M. Sharon Stack
Ann F. Dunne and Elizabeth Riley Director of Harper Cancer Research Institute, Kleiderer-Pezold Professor of Chemistry & Biochemistry
University of Notre Dame
Dr. M. Sharon Stack received her PhD degree in Biochemistry from the University of Louisville, completed post-doctoral training in biochemical pathology at Duke University Medical Center, and served for several years as a Research Assistant Professor in Pathology at Duke. In 1994, she joined the faculty in the Department of Cell & Molecular Biology at Northwestern University where she rose through the ranks to tenured Professor. While at Northwestern, Dr. Stack was also Program Leader of the Tumor Invasion, Metastasis and Angiogenesis Program of the NCI-designated RH Lurie Comprehensive Cancer Center (RHLCCC) and a member of the RHLCCC Executive Committee. She joined the University of Missouri in 2007 as Professor and Vice Chair for Research in the Department of Pathology and Anatomical Sciences. She is currently (since 2011) Professor of Chemistry and Biochemistry and the Ann F. Dunne and Elizabeth Riley Director of the Harper Cancer Research Institute, University of Notre Dame. Dr. Stack was elected a Fellow of the American Association for the Advancement of Science in 2012. She currently serves as a full member of the NIH/NCI Tumor Progression and Metastasis study section for a second term through 2025, on review panels for many other funding agencies, and recently completed a term on the Department of Defense Ovarian Cancer Research Program (DOD OCRP) Integration Panel and Vision Setting Panels (2012-2017). She is on the Editorial Board of Cancer Research and is a retired member of the Journal of Biological Chemistry and Biochemical Journal Editorial Boards. Dr. Stack’s laboratory has been continuously funded by the NIH/NCI since 1989.

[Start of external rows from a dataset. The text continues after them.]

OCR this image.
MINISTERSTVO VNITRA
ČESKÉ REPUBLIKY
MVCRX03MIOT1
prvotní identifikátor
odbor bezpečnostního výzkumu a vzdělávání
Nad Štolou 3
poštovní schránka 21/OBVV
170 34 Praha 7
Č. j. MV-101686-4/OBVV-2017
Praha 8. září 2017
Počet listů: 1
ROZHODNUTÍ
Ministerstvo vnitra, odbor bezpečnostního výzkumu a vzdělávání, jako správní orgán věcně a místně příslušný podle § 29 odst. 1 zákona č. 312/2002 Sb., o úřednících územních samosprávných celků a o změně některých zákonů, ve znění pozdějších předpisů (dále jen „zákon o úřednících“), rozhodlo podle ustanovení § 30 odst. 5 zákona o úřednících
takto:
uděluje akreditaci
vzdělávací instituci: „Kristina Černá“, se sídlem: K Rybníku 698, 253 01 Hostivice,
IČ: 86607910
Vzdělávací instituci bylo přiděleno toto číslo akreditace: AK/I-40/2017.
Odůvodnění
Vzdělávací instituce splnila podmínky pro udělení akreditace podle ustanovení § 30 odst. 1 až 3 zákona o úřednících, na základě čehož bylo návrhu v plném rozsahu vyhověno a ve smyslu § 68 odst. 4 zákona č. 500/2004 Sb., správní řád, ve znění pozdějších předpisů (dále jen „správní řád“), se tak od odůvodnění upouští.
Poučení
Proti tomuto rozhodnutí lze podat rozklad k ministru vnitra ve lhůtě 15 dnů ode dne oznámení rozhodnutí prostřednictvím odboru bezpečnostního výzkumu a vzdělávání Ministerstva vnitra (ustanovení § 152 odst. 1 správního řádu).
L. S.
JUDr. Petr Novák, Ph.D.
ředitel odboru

Dr. Stack has published over 175 peer-reviewed research articles and reviews. The Stack laboratory has focused for many years on the regulation of metastasis, with specific emphasis on the role of cell adhesion and matrix remodeling in two tumor models: epithelial ovarian cancer (OvCa) and squamous cell carcinoma of the oral cavity (OSCC). Metastatic OvCa cells colonize the peritoneal cavity following dissemination from the ovarian surface, survival in suspension as multicellular aggregates (MCAs) in carcinomatous ascites fluid, attachment to the peritoneal surface and localized invasion into the sub-mesothelial matrix to anchor secondary lesions. A number of in vitro 3-dimensional and organotypic models of key events in OvCa metastatsis have been developed, with which to evaluate the effect of various cellular and micro-environmental manipulations on metastatic success. Organotypic mesothelial-mimetic (meso-mimetic) cultures comprised of fibroblast-embedded 3D collagen gels overlaid with mesothelial cells as well as ex vivo tissue explant models of the peritoneum and omentum are also employed. Additionally, the laboratory has focused extensively on xenograft and allograft studies of OvCa intra-peritoneal metastasis, with particular emphasis on the use of advanced imaging methods to accurately quantify widely disseminated intra-peritoneal metastatic burden. Ongoing projects are aimed toward elucidating the contribution of host factors such as obesity, age, and parity to OvCa metastatic success. The laboratory is also examining the role of extracellular vesicles (exosomes, both tumor and host) in these processes. In oral cancer research, the Stack laboratory is currently focused on cancer of the oropharynx associated with human papillomavirus (HPV) infection (HPV-OPSCC). A panel of in vitro analysis together with an ex vivo tonsillar explant model are in use to define the biological function of microRNAs, induced in host cells by an onogenic HPV infection, in progression of OPSCC. Within this framework, understanding the multiple micro-environmental cues that contribute to metastatic success is a major focus of the laboratory.